The founder of the page hasn't set any criteria for choosing the pictures, everything they post is pretty random.
However, they think that the community of 'Important Animal Images' is what separates the page from the rest. "I don't have words to describe [these] followers or family, whatever word you'd like to use, they are the ones who make this group special. I don't know how far this page will go but I'll try my best to work for the betterment of stray animals through it. I plan to start doing this very soon."
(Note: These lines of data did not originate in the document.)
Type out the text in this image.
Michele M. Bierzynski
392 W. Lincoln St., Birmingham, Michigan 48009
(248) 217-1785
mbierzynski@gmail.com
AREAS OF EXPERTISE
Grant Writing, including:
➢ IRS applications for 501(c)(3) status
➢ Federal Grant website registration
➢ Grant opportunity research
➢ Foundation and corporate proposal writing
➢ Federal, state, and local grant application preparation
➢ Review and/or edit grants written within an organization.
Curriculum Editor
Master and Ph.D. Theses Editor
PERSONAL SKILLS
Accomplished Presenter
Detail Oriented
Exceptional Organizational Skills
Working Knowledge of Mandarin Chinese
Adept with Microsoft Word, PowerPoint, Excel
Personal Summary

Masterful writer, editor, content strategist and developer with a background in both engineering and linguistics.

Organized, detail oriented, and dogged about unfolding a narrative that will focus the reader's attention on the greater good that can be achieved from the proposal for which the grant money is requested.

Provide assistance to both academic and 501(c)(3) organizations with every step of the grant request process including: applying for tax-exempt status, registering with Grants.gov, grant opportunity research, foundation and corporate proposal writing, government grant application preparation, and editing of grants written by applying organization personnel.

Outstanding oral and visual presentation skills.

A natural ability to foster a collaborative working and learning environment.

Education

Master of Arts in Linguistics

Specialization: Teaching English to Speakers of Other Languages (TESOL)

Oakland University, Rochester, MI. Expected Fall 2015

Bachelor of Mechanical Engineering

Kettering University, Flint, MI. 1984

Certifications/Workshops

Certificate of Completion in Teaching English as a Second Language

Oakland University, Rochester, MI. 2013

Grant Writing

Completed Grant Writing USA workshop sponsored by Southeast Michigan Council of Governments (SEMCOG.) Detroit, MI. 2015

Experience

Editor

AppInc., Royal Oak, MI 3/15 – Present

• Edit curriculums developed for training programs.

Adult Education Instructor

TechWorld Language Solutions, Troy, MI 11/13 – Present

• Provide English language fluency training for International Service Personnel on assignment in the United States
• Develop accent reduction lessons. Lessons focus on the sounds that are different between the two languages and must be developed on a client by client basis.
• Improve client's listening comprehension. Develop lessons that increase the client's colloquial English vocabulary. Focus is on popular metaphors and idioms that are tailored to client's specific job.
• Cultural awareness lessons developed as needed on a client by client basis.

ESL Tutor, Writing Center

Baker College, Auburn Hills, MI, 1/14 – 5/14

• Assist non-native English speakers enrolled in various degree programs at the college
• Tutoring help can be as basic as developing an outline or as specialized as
If you too want to begin photographing animals but don't know where to start, your first model can be your pet! UK dog photographer Rhian White told Bored Panda that her number one advice for every beginner is to stay patient. Both with yourself and your lack of knowledge and experience as well as with things that are out of your control, like other animals and people popping over to say hi during a shoot outside.
"I can't talk about other pets because my specialty is dogs but there are lots of challenges when it comes to photographing them, specifically in the outdoors, which is what I do," White said. "First of all, there's the weather. You might like a nice sunny day, but it might be, especially in the UK, really cloudy and windy."
"Another thing is location. You could go to a park or the beach, and there might be too many distractions for the dog, whether they like to play with other pups or they're just fearful of busy places, there's lots of noise, lots of things going on."
White has also had plenty of shoots where her subjects weren't really interested in posing. "When a dog isn't motivated, it becomes very difficult to get them engaged," she explained. If you end up in a similar situation, the photographer suggests taking out a ball or a toy, maybe even some food, and try to get the pup to cooperate using rewards. You can also ask other people (or even dogs!) for some extra help.
Remember, you just have to learn what that particular model likes the most and go with it.
That being said, there are limits. "Some dogs can be a bit nervous of, like I said, busy places, or even me, you know, a stranger. So I have to really play it by ear and go with the flow in terms of what that dog is happy with," Rhian White said. "Every shoot that I do is tailored to that dog and what they're comfortable with. Never get a dog to do what they don't want to do."
Rhian said it's hard enough to photograph one pet, but sometimes you want to get a few of them in the same frame. "The more dogs that you add into the mix, the more challenging it becomes. One time, I photographed seven dogs in one go. And that's very, very difficult, especially to get an action shot of them running together. I mean, it's nearly impossible." Again, patience!
"I think the best thing for people to do is just go out and practice, even if you get nothing, just keep going."
However, you should always remember that the animal comes first, and pictures second. "That way, you'll get a happy dog in the pictures," Rhian White said.
"I've noticed some people are not patient with themselves and they're not really very patient with the dogs either. They get very frustrated ... A lot of people say 'My dog won't pose for a picture.' Or 'It won't look at the camera.' Well, to that, my first question is this: when you try to take a picture of them, how long do you take to do it? If the answer is a couple of minutes, that's a couple of minutes too long! You need to take a couple of seconds and then give the animal a really big reward. Whatever it is that they want, just give it to them! Then they'll learn that you taking pictures of them is actually a really fun thing to do."